Beginning in 2003, and since then dabbling in sounds affiliated with not only alternative and indie, but post-punk revival as well, The Bravery have always been capable of creating some radio-friendly hits. However, these “semi-gems” are located amongst a myriad of songs that have been conceived and executed at a far higher caliber by bands of superior status. Therefore, it is not very difficult to understand why The Bravery have had less mainstream success than bands such as The Killers and even Shiny Toy Guns to some extent. Another factor to The Bravery’s lack of appeal is the fact that they, unlike the ideal path of a band, constantly regress. One would hope that Stir The Blood
would halt this cyclic regression, but of course, The Bravery’s predictability knows no bounds.
Each song on this album is so pathetically predictable that it’s hard not to find yourself succumbing to boredom. Even the undeniably catchy pulse that is exhibited on tracks like “Hate***” seems relatively expected. It’s almost as if The Bravery want
you to be able to predict every minor detail of their music while retaining all the pop sensibilities within their cynical form of dance-punk. Endicott’s vocal stylings still alternate from an adenoidal pitch to a poor attempt a croon. The pace he sings is typical; the lyrics he sings and abhorrent and trite. On the flip side, the occasional flourishes of technicality on the guitar and drums are nice, but they are few and far between. Another negative is the fact that the synthesizer is used as a mode for masochism rather than one of enjoyment or fascination. The excitement found in this formula is diaphanous, and thus Stir The Blood
is a release destitute of originality.
On “Adored” the aforementioned vocal stylings fail to impress, and by the time the electric feel infects (in the H1N1 sort of way) the listener on “Song For Jacob” it is obvious that The Bravery tithe very little originality. Granted, the band do occasionally tap into some unexpected form of innovation shown best on “Sugar Pill” and “She’s So Bendable”. The latter is a placid electric-rock ballad that makes the heaps of recurring, vocal angst seem apt, even somewhat enjoyable. The former is a folksy song that changes the pace, thus making it the most memorable of the tracks exhibited here. However, for every action, there is an equal and opposite reaction. Case in point, “Red Hands And White Knuckles” takes similarities from Shiny Toy Guns (a group that is arguably more desirable than The Bravery for the simple fact that The Bravery imitates their sound on this track). However, said track is hindered by the very flaw that so many of the tracks on the album suffer from. This plague is a series of scatter-shot, sideways allusions to several other outfits. Each allusion of course has been drastically improved by the evident Midas Touch that The Bravery possesses.

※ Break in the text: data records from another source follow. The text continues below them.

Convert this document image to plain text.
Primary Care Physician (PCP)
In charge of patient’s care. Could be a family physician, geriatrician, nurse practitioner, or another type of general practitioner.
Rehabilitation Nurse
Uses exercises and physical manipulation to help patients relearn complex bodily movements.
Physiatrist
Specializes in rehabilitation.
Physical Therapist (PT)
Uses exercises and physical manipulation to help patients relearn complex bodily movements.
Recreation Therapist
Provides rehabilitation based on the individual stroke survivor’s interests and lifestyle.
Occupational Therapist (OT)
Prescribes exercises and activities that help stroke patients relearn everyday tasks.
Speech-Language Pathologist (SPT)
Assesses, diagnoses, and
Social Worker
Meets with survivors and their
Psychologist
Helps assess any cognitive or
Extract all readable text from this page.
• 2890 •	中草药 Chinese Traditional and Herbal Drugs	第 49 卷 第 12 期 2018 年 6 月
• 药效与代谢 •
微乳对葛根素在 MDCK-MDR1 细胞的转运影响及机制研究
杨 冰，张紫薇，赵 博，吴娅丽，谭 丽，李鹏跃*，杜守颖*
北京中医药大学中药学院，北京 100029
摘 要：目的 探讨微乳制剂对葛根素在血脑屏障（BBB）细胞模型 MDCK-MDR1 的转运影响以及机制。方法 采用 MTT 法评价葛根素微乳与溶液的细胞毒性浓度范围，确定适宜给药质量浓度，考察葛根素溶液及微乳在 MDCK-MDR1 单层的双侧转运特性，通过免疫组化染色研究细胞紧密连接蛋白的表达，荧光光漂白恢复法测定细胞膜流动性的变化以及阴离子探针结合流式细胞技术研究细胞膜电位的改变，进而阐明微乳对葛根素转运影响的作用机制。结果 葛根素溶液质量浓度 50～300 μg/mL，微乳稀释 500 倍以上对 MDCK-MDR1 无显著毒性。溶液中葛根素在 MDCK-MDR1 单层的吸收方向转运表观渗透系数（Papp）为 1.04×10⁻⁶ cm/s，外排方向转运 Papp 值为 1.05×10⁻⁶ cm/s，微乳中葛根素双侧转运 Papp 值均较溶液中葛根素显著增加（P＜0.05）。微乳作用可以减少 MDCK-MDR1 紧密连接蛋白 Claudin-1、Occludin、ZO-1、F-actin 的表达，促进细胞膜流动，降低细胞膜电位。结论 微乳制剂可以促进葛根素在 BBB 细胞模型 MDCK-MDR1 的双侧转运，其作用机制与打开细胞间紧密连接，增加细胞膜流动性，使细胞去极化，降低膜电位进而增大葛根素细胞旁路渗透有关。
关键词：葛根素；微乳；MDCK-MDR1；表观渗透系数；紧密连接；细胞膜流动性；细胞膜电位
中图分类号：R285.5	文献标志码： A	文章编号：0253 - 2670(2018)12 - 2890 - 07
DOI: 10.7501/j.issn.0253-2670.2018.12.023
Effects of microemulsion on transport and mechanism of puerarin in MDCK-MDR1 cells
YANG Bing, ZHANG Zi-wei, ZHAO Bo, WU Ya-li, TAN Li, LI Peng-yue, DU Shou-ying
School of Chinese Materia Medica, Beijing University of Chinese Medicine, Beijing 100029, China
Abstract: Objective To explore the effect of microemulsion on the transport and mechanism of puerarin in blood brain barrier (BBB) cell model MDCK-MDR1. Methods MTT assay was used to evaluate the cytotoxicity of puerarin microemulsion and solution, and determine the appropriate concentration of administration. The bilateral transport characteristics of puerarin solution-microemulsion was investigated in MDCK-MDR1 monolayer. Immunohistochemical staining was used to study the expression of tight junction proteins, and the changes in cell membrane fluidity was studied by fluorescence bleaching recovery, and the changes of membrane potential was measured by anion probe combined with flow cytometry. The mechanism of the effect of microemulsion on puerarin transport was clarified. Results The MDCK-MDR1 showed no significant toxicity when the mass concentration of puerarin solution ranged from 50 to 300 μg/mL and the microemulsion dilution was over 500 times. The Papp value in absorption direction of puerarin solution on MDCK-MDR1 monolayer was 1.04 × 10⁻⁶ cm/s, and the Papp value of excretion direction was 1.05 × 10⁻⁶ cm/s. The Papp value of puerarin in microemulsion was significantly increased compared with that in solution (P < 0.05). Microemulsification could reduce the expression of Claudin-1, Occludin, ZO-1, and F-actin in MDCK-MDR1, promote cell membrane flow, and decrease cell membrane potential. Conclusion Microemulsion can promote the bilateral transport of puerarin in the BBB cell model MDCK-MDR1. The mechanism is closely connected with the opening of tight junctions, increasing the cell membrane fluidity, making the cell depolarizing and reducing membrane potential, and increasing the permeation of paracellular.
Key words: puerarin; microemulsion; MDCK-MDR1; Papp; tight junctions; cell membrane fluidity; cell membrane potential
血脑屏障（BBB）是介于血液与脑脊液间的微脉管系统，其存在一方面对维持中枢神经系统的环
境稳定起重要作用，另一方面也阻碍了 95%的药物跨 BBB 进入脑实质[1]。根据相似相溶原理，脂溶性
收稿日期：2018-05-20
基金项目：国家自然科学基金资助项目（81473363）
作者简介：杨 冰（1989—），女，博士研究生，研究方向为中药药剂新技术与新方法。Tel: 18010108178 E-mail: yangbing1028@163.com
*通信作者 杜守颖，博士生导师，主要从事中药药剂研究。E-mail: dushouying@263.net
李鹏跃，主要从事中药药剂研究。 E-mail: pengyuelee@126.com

Exhibit A: “Adored” incorporates the glum aspects of Interpol and a chorus that rips-off the anthemic sounds of Bruce Springsteen and The Stone Roses. However, the fornication that has destroyed any and all hope for this track to be a success is evident. Unfortunately, this formula is very popular on Stir The Blood
. It is seen on numerous tracks like “Jack-O-Lantern Man” and “I Am Your Skin.” Even “Hate***”, one of the album’s highlights follows the path of angst-ridden pop meets uptempo, faux-punk styles. Therefore, the inferior, rehashed dribble that is found on The Bravery’s third LP is saddening and entirely forgettable. That is, until you watch the video for “Hate***” (I mean really, what the *** was that").